Advertising sometimes brings in large audiences. The feeling is not of a campus
296 F. Lerdahl
event but of a professional one in the midst of the city’s artistic culture. Some of the
performers are our own students, but most of them come from New York’s excellent
corps of freelance musicians or from fixed ensembles devoted to new music. At the
present time, three of the best New York contemporary ensembles—Argento, Wet
Ink, and Talea—were launched by composers who were students at Columbia at the
time of their founding; a fourth, Pamplemousse, is co-directed by a current student.
These groups in turn help forge connections and performances for graduate
composers beyond the activities of Columbia Composers. Admittedly, these
developments would be difficult to achieve outside of New York.

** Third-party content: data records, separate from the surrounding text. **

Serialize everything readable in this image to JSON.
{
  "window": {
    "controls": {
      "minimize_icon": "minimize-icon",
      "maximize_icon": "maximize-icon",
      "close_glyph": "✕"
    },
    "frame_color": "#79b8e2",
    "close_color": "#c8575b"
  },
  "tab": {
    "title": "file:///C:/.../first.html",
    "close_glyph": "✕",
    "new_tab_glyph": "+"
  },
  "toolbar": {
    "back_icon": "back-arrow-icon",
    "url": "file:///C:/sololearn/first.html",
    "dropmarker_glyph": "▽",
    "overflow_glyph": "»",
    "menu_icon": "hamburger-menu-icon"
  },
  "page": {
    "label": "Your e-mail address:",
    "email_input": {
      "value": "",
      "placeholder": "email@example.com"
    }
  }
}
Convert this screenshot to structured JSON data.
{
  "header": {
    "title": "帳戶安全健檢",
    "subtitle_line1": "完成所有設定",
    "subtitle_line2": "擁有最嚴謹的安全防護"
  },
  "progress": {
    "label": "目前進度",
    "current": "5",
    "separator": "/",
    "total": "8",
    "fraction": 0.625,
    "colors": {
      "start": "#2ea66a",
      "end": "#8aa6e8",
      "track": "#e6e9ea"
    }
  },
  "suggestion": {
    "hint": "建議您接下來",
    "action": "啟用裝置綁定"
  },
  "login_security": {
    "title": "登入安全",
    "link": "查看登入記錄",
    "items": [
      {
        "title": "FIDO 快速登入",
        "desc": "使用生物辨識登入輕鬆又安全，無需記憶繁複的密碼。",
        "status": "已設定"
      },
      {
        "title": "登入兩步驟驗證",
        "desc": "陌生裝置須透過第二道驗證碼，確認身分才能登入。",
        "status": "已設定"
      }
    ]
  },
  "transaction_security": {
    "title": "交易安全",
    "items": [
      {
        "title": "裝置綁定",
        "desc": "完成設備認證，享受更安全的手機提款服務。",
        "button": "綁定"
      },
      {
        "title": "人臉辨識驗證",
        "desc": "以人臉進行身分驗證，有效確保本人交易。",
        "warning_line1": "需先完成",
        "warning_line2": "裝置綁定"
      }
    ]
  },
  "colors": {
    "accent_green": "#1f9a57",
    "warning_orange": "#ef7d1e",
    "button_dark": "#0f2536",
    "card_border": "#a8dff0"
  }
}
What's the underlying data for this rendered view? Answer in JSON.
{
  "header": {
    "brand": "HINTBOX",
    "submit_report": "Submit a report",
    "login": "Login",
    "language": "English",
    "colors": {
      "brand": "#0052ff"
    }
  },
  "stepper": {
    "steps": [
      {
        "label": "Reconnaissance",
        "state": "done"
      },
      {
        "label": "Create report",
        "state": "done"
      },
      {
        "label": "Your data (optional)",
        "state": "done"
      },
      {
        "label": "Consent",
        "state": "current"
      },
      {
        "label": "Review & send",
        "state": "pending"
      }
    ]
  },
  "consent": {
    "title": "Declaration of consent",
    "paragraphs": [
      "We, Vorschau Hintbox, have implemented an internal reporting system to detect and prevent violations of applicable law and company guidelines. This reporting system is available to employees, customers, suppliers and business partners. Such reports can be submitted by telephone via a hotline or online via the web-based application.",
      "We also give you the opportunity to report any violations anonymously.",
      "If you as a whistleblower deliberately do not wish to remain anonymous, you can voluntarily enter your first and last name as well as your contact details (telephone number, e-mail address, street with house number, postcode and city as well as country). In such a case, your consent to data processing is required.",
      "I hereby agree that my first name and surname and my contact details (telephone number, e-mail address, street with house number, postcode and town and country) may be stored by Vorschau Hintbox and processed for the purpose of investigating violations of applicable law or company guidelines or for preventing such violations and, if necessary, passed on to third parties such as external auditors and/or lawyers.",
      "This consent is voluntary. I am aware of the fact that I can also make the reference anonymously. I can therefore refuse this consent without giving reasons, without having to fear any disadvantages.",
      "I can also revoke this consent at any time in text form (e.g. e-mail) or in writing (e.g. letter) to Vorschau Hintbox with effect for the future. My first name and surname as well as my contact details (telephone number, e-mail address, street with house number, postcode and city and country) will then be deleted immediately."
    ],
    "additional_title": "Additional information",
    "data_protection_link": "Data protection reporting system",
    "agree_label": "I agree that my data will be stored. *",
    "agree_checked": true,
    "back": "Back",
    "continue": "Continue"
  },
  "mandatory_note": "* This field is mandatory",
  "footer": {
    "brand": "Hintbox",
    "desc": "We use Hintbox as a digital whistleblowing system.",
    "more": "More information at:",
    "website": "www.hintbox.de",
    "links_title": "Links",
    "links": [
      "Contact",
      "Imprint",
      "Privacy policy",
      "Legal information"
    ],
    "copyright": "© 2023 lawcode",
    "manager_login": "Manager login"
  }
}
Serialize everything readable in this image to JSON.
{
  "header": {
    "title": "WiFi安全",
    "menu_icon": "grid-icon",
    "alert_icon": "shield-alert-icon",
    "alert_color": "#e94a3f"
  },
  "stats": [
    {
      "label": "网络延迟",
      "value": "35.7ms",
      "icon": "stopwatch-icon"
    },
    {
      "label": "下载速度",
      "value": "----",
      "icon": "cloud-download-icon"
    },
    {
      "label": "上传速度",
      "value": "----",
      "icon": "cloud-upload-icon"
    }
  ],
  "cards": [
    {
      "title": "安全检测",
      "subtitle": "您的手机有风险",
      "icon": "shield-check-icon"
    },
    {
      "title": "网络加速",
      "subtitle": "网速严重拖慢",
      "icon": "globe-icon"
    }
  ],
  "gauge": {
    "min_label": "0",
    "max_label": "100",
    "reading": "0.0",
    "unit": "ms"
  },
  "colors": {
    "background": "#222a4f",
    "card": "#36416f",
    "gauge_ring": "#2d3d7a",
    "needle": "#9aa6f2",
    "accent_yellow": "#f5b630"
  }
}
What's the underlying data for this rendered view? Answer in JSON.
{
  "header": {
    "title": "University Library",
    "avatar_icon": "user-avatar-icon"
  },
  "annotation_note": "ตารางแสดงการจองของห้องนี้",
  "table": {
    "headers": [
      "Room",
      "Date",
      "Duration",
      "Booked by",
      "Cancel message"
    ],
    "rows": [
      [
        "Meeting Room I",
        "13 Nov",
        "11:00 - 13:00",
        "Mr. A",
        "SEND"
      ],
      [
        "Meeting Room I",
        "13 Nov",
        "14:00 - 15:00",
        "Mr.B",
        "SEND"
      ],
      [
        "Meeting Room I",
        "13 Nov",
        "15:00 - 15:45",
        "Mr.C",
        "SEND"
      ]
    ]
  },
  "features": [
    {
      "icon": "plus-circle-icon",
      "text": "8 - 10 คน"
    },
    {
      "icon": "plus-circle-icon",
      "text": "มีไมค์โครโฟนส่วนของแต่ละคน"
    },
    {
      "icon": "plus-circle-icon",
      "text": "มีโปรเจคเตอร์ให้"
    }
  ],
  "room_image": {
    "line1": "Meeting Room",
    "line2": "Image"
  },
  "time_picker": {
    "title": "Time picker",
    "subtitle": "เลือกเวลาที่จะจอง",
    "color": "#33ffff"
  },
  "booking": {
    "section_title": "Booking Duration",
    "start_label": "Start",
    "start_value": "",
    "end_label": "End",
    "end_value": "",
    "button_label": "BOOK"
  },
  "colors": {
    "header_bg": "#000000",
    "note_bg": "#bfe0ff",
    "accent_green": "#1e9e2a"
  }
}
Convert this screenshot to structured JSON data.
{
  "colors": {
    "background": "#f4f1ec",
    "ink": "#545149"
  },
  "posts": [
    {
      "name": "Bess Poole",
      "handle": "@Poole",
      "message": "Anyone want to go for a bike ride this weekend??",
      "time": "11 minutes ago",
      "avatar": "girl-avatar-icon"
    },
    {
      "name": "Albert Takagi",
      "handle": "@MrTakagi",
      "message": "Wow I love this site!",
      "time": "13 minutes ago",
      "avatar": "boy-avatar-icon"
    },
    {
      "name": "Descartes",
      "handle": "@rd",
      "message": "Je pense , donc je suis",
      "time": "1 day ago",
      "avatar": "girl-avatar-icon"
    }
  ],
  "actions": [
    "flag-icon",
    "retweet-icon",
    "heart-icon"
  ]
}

I have never forgotten that when I was a graduate student I learned as much from
my peers as I did from my professors. The combination of the weekly group seminar
and the student-run performing organization ensures that our students will learn and
grow together.
Beyond giving lessons and seminars and fostering a propitious climate for our
graduate composers, my role as composition professor entails helping students
launch successful careers. This means writing endless recommendations, encouraging
students to attend workshops and festivals nationally and internationally, urging
them to submit their work to competitions for awards and prizes, helping them find
publication and recording opportunities, and advising them on how to apply for jobs,
how to give good job interviews, and how to negotiate if they receive job offers. I take
this role very seriously.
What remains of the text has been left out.